Geride bıraktığımız 10-16 Mayıs tarihleri arasındaki hafta tüm dünyada Engelliler Haftası olarak çeşitli etkinliklerle kutlandı.

Ancak ülkemizde maalesef televizyonlara yansıyan ve kolları olmayan bir engelli vatandaşımızın resim sergisi açmasının dışında, hiçbir etkinlik kamuoyuna yansımadı. Kutlamalar ve etkinlikler bir yana 14 Mayıs tarihinde mahkemelerde bir senedir hakkını arayan bir görme engelli vatandaşımız için bir protesto yürüyüşü düzenlendi. Kent içi ulaşımda engellerin kaldırılamadığı bir metro durağında raylara düşerek bacağını kıran görme engelli bir vatandaşımızın hakkını arayışı içindi bu protesto. Yılın sadece bir haftasında engellilerimize özel etkinlikler organize ederek onlardan bihaber olmadığımızı göstermemize rağmen, yılın geri kalan kısmında yerel ve merkezi yönetimlerin gerekli uygulamaları hayata geçirememeleri nedeniyle engelli vatandaşlarımızın önüne, her an fiziksel ya da sosyal boyutta türlü engeller çıkmaktadır. Son verilere göre ülkemizde, nüfusun %10'unu aşan sayıda engelli vatandaşımız yaşamaktadır ve ülkemizde halen daha kaydı bilinen engelli vatandaşlarımızın % 85,7'si sosyal yardım ve desteklerin artırılmasını istemektedir. Ki bu rakamın sadece kaydı bulunan engelli vatandaşlarımızın yüzdesi olduğu da göz önünde bulundurulduğunda, günlük yaşamda ne kadar büyük sorunlarla karşılaştıkları daha da net görülmektedir. Hem maddi, hem de manevi birçok sorunla baş etmek zorunda kalan engelli vatandaşlarımıza destek olmak bir yana, neredeyse köstek olunmaktadır. İş hayatına, hem sosyal, hem de fiziki koşulların elverişli olmaması nedeniyle katılamayan engelli vatandaşlarımız, ekonomik olarak büyük zorluklarla uğraşmak zorunda kalmalarının yanı sıra sosyal olarak da toplumdan kaçar duruma gelmekte ve kendilerini toplumdan bir anlamda izole etmektedirler. 

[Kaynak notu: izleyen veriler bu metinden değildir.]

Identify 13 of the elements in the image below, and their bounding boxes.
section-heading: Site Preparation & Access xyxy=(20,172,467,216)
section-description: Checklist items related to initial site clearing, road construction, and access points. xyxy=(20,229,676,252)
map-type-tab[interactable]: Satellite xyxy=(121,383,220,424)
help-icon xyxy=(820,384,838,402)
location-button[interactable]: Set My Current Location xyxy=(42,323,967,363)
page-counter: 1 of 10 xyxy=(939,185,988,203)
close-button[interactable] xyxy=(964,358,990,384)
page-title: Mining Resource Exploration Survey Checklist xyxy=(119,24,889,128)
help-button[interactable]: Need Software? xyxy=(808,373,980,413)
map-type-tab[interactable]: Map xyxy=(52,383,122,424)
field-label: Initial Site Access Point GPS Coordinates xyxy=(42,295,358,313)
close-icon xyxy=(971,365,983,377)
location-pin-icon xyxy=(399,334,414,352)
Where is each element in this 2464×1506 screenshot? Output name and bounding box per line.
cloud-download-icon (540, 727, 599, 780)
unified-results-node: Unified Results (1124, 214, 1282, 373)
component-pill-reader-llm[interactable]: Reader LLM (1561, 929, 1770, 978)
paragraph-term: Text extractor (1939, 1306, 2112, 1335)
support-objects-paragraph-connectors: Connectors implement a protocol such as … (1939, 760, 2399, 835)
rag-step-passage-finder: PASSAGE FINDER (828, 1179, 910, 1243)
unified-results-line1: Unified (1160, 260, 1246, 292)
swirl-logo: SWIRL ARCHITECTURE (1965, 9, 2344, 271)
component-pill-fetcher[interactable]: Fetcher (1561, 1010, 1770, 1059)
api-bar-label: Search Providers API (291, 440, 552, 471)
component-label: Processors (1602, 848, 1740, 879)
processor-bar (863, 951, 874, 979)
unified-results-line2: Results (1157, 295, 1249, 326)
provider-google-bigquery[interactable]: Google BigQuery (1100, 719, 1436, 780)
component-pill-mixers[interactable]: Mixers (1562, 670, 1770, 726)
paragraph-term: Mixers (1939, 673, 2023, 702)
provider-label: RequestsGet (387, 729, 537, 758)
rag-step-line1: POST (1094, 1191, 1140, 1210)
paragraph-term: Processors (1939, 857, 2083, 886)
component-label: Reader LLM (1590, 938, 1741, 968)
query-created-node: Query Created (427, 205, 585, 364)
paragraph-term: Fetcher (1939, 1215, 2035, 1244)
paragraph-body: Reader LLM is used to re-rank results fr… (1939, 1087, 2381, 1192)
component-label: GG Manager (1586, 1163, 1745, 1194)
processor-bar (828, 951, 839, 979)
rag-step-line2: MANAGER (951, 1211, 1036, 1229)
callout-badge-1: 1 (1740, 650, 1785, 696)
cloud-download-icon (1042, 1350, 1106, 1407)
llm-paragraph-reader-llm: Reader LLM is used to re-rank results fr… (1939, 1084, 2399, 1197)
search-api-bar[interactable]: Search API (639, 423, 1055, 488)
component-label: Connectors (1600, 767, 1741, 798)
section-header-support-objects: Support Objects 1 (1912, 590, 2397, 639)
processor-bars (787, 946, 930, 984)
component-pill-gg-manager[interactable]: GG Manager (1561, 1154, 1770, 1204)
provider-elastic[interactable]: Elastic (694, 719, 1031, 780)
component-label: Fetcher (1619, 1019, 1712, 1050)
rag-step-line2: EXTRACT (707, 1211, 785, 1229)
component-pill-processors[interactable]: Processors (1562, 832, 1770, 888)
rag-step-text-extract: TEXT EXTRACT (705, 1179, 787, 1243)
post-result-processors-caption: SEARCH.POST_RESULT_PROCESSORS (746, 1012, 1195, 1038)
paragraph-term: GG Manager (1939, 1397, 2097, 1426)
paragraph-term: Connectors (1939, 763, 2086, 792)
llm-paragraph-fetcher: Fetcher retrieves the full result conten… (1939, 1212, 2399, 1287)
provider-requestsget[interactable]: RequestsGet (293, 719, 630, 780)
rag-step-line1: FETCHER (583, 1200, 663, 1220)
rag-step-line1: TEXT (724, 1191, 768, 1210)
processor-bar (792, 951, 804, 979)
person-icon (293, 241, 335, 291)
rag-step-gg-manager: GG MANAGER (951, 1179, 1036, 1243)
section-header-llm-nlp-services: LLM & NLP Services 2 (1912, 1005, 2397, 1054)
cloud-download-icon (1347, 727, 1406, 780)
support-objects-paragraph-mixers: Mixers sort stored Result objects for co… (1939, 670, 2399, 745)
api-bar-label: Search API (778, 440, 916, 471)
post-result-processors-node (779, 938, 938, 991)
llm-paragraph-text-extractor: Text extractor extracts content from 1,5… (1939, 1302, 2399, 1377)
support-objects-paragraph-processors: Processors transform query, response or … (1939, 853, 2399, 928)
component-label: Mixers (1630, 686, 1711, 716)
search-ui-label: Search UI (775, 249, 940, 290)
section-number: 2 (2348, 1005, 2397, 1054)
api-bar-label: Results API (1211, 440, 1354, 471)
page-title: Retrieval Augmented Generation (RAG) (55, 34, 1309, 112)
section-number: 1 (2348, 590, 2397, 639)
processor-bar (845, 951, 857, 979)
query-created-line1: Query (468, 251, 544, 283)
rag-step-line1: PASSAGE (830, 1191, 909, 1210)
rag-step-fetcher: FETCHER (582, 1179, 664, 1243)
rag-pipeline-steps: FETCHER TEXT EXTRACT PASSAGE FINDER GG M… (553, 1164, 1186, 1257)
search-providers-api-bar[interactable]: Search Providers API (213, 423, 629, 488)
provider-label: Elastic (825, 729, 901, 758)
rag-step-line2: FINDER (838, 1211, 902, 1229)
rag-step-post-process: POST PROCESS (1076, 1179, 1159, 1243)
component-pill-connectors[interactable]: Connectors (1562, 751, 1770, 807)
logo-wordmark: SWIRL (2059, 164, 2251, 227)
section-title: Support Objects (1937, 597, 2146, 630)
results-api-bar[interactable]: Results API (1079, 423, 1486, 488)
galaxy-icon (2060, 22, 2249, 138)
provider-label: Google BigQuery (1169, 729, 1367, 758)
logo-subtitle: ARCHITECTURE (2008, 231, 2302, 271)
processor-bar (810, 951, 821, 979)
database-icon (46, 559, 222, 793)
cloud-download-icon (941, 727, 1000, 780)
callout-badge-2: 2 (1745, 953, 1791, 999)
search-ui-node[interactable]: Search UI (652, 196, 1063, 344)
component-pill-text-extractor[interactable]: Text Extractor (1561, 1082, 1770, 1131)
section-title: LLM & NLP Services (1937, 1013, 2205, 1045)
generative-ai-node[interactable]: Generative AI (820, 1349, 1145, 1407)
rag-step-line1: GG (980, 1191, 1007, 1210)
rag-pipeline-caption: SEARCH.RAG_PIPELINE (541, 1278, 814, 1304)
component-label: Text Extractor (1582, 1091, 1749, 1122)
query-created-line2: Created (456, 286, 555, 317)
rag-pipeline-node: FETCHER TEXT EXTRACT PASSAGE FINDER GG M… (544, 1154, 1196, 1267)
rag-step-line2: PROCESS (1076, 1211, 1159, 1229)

Engelli vatandaşlarımızın günlük hayata ve iş yaşamına katılmalarının önündeki bir diğer problem de kentlerimizdeki düzenlemelerin standartlara ve mevzuata uygun şekilde hayata geçirilmemesidir. Kayıtlı olan engelli bireylerimizin % 66,9'u kaldırımların, yaya yollarının ve yaya geçitlerinin kullanıma uygun olmadığını düşünmektedirler. Ayrıca fiziksel çevre düzenlemeleri ile ilgili olarak, kayıtlı olan engelli vatandaşlarımızın % 66,3'ü oturdukları binanın, % 59,5'i dükkân, market, mağaza ve lokantaların, % 58,4'ü kamu binalarının, % 55,4'ü ise postane ve banka benzeri yerlerin kendi kullanımlarına uygun olmadığını düşünmektedir. Bunun yanı sıra engelli vatandaşlarımızın devletin sağlaması gereken eğitim, sağlık ve ulaşım gibi temel hizmetlerden bile tam anlamıyla yararlanamadıkları ve sayısal verilere de yansıyan memnuniyetsizliklerinin maalesef üst düzeyde olduğu bilinen bir gerçektir. Engelli vatandaşlarımızın toplu taşımayı kullanmak suretiyle sadece %10'unun kent içi ulaşıma katılabiliyor olması bile başlı başına üzerinde kafa yorulması ve çözüm üretilmesi gereken bir sorundur.

Durum böyle iken, engelli vatandaşlarımızın kentlerimizde yaşamaları kolaylaştırılmak bir yana daha da zorlaştırılmaktadır ve her geçen gün kent yaşamına katılmalarının önüne bir set daha çekilmektedir.  Ancak hiçbir zaman unutulmamalıdır ki hepimiz birer engelli adayıyız ve engelsiz bir yaşamın oluşturulması için hep beraber çaba sarf etmeliyiz. Kentlerimizdeki engellerin kaldırılması için gerekli uygulamaların yapılması mutlak suretle gereklidir ve engelsiz bir kentleşme mümkündür.